En cas de litige, la Cour de justice de l'UE trancherait.

"SACRIFICE" JUGÉ INDISPENSABLE

La France reste réticente à l'encontre d'un tel abandon de souveraineté en faveur de l'exécutif européen, mais les enjeux sont tels que le gouvernement semble prêt à céder sur ce point.
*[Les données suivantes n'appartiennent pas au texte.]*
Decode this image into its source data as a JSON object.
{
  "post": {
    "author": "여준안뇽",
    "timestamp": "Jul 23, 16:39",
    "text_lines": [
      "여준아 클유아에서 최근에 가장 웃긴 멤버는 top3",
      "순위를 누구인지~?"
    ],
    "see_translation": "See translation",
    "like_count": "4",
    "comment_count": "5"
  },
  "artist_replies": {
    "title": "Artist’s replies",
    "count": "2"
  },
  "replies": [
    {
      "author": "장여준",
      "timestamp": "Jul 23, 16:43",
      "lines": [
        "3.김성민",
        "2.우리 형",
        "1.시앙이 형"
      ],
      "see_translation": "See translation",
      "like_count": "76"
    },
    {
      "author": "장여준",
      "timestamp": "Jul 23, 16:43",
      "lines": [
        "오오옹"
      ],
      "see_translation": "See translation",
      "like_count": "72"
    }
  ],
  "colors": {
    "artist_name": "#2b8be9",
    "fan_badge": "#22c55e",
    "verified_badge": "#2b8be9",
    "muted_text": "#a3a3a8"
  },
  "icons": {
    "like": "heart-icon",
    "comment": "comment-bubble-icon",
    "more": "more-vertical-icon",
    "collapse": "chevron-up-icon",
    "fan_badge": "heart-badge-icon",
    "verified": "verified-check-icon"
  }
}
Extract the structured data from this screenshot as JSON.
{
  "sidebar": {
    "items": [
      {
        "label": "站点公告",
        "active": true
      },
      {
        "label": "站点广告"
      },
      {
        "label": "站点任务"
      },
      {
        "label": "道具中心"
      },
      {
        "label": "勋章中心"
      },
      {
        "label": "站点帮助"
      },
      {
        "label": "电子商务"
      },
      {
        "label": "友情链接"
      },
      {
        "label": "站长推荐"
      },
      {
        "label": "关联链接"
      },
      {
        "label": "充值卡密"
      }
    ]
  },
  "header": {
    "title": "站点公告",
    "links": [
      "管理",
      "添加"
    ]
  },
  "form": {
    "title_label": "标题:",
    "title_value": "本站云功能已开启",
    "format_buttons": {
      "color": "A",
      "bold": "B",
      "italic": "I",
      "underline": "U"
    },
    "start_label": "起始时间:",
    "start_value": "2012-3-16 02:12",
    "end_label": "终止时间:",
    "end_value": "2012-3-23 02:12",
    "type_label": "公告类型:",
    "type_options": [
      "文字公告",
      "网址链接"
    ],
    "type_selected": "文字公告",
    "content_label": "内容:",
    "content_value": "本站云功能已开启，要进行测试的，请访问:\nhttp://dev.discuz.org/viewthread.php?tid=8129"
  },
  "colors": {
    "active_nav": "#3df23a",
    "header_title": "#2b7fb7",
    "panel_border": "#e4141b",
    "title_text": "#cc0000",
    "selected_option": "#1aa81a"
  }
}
Le ministre de l'Agriculture, Bruno Le Maire, a par exemple ouvert la porte à cette concession à Berlin.

Pour le président du Conseil européen, Herman Van Rompuy, au coeur des négociations, un "sacrifice" est indispensable.

"Qu'il y ait une modification du traité ou pas, les deux solutions exigent un sacrifice de souveraineté afin d'obtenir en échange une crédibilité structurelle pour l'union économique et monétaire", a-t-il dit mercredi devant les ambassadeurs de l'UE.

Mais c'est à gauche, où l'on se fait pourtant l'avocat des euro-obligations et d'une intervention massive de la Banque centrale européenne, que le refus est le plus net.

Le porte-parole du Parti socialiste, Benoît Hamon, a dès lundi sonné la charge contre cette idée.

Cet ancien partisan du "non" à la Constitution européenne en 2005 juge que la décision doit rester politique et ne doit pas être laissée à la Commission et à la Cour de justice de l'UE.

"Ce seraient donc les tribunaux qui décideraient du bien-fondé d'un budget des états de la zone euro, c'est inacceptable, c'est insupportable que l'on arrive à une telle situation", a-t-il déclaré lors d'une conférence de presse.

Le président socialiste de la commission des Finances de l'Assemblée nationale, Jérôme Cahuzac, a enfoncé le clou mercredi. "S'il s'agit, pour Nicolas Sarkozy, de consentir à un abandon de souveraineté supplémentaire (...), alors nous ne le suivrons pas sur ce sujet", a-t-il déclaré sur Europe 1.

"CONFRONTATION" AVEC BERLIN

"Car le budget c'est l'impôt, l'impôt c'est le consentement du peuple et jusqu'à ce jour, c'est à la représentation nationale de voter pour ou contre", a-t-il ajouté.

Jean-Christophe Cambadélis, responsable des relations internationales au PS, est sur la même ligne.

"Il ne me semble pas possible de négocier un traité portant atteinte à notre souveraineté budgétaire sans contrepartie des Allemands sur une modification des statuts de la BCE, à six mois d'une présidentielle", a-t-il dit sur le site internet de TF1.

Dans le camp souverainiste de gauche, c'est l'Allemagne elle-même qui est attaquée pour ses "diktats".

"Mme Merkel a décidé d'imposer à la zone euro un ordre allemand", a dit mercredi sur Public Sénat Arnaud Montebourg, "troisième homme" de la primaire socialiste en vue de la présidentielle qui a appelé à voter pour François Hollande. "C'est sur notre ruine que l'Allemagne fait la fortune."

"La question du nationalisme allemand est en train de resurgir à travers la politique à la Bismarck employée par Mme Merkel", a-t-il ajouté en estimant que le "moment (était) venu d'assumer la confrontation politique face à l'Allemagne".

Le candidat socialiste à la présidentielle, François Hollande, qui effectue mercredi une visite à Bruxelles, où il doit notamment rencontrer le président de la Commission européenne, José Manuel Barroso, n'a pas publiquement donné sa position précise sur ce dossier brûlant.

Mais l'unanimisme de ses troupes sur le sujet laisse penser qu'il s'agit d'une ligne fixée au sommet du PS.

Nicolas Sarkozy, qui doit prononcer jeudi à Toulon un grand discours sur l'économie et l'Europe, risque donc de se retrouver confronté à une opposition qui, s'il accepte le mécanisme exigé par l'Allemagne, exploitera ce thème dans la campagne en 2012.